Orion me semble plus près de l’horizon que d’habitude. Je cherche sur Internet «changement d’heure» et je comprends : je me suis réveillé en réalité à 6h du matin de l’heure d’été. Cette nuit on est passé à l’heure d’hiver. Les appareils (ordinateurs, tablettes, téléphones…) font automatiquement ce petit changement et toute une masse de gens, des millions de personnes, se lèvent plus tard juste un peu étonnés d’avoir dormi une heure de plus. D’ailleurs, on est dimanche. Grasse matinée pour certains.

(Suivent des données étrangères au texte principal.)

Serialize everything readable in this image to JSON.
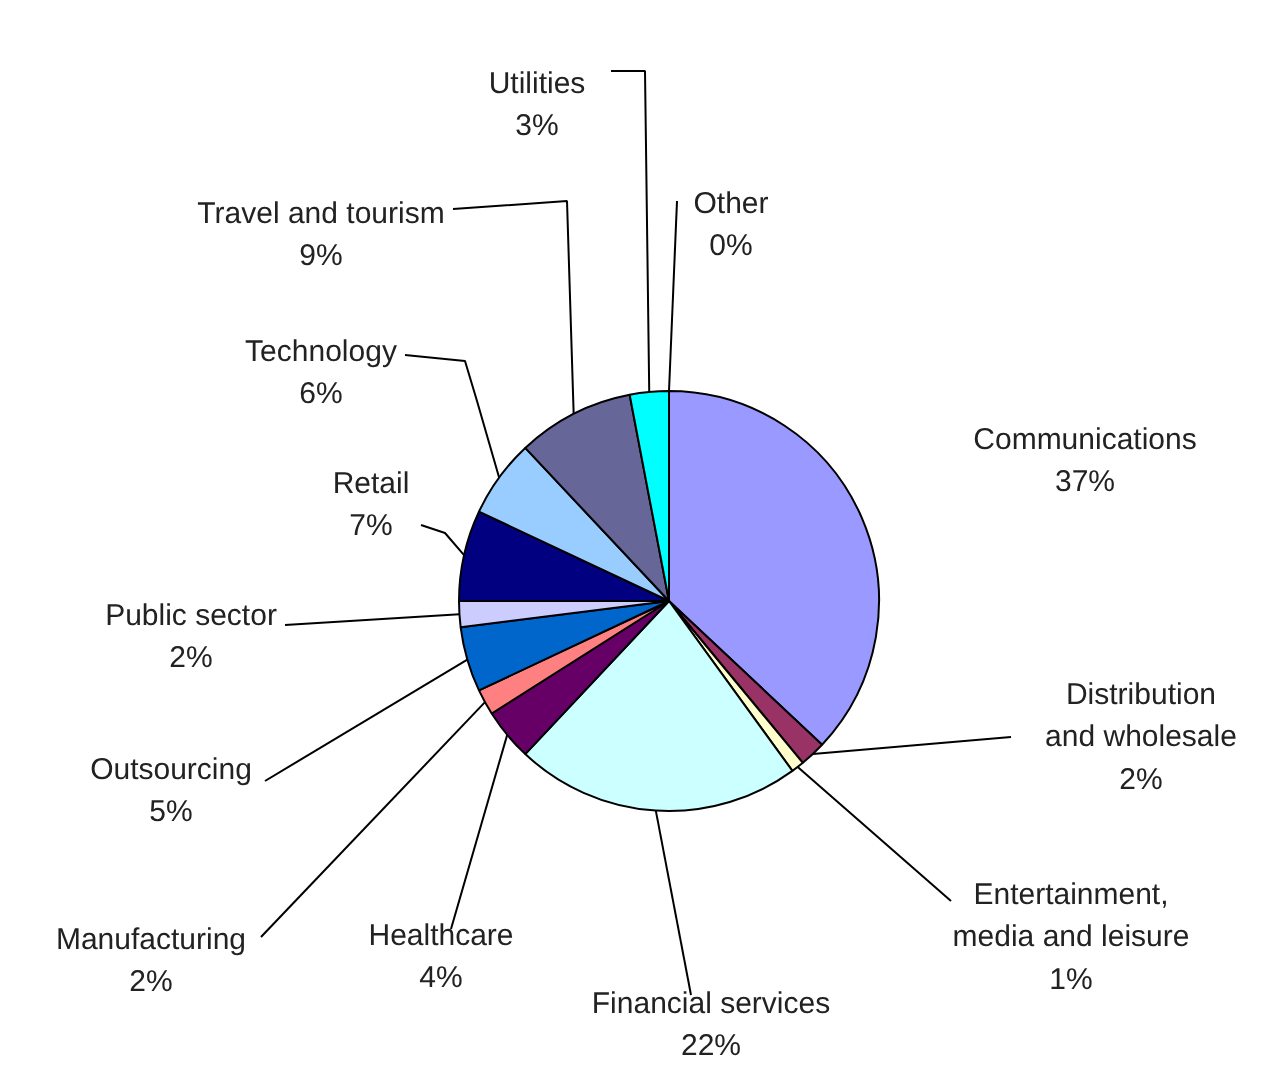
{
  "chart_data": {
    "type": "pie",
    "categories": [
      "Communications",
      "Distribution and wholesale",
      "Entertainment, media and leisure",
      "Financial services",
      "Healthcare",
      "Manufacturing",
      "Outsourcing",
      "Public sector",
      "Retail",
      "Technology",
      "Travel and tourism",
      "Utilities",
      "Other"
    ],
    "values": [
      37,
      2,
      1,
      22,
      4,
      2,
      5,
      2,
      7,
      6,
      9,
      3,
      0
    ],
    "colors": [
      "#9999ff",
      "#993366",
      "#ffffcc",
      "#ccffff",
      "#660066",
      "#ff8080",
      "#0066cc",
      "#ccccff",
      "#000080",
      "#99ccff",
      "#666699",
      "#00ffff",
      "#800080"
    ],
    "value_labels": [
      "37%",
      "2%",
      "1%",
      "22%",
      "4%",
      "2%",
      "5%",
      "2%",
      "7%",
      "6%",
      "9%",
      "3%",
      "0%"
    ]
  }
}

Le café dans une bouteille Thermos et une petite promenade dans la campagne avec notre chienne et, après, les mains dans la glaise, au retour. Observer le soleil se lever et illuminer les Pyrénées dans un air si limpide est toujours délicieux. Bon dimanche !

L’éternel recommencent

Ce dessin a été acquis par mon père quelques mois avant sa mort. Je ne me suis pas demandé sur le moment pourquoi il voulait une de mes rares oeuvres dont le sujet était un bébé. Il aimait mes dessins en général, qui comme vous le savez, sont presque toujours des études du corps féminin, mais il avait été attiré par celui-ci en particulier. Je me suis dit qu’il lui rappelait son fils quand il était un bébé, ce qui ferait de ce dessin un « autoportrait » ! « L’artiste avant de devenir artiste » (ou de devenir quoi que ce soit). Aujourd’hui, je me dis qu’il pensait plutôt à lui, à quand il était un bébé, ou plutôt au cycle de la vie, à l’éternel recommencement. p1240660

L’automne à l’atelier

 

Le rouge de ces feuilles m’a frappé ce matin quand je suis sorti fumer un cigare à côté de la rivière, accompagné d’Isis. Journée grise, idéale pour travailler. Aujourd’hui je sculpterai le buste de Barbara, en essayant d’imprimer sa beauté tragique. Elle fera contraste avec ce buste de Rodin qui dégage la force brute d’un monstre créateur.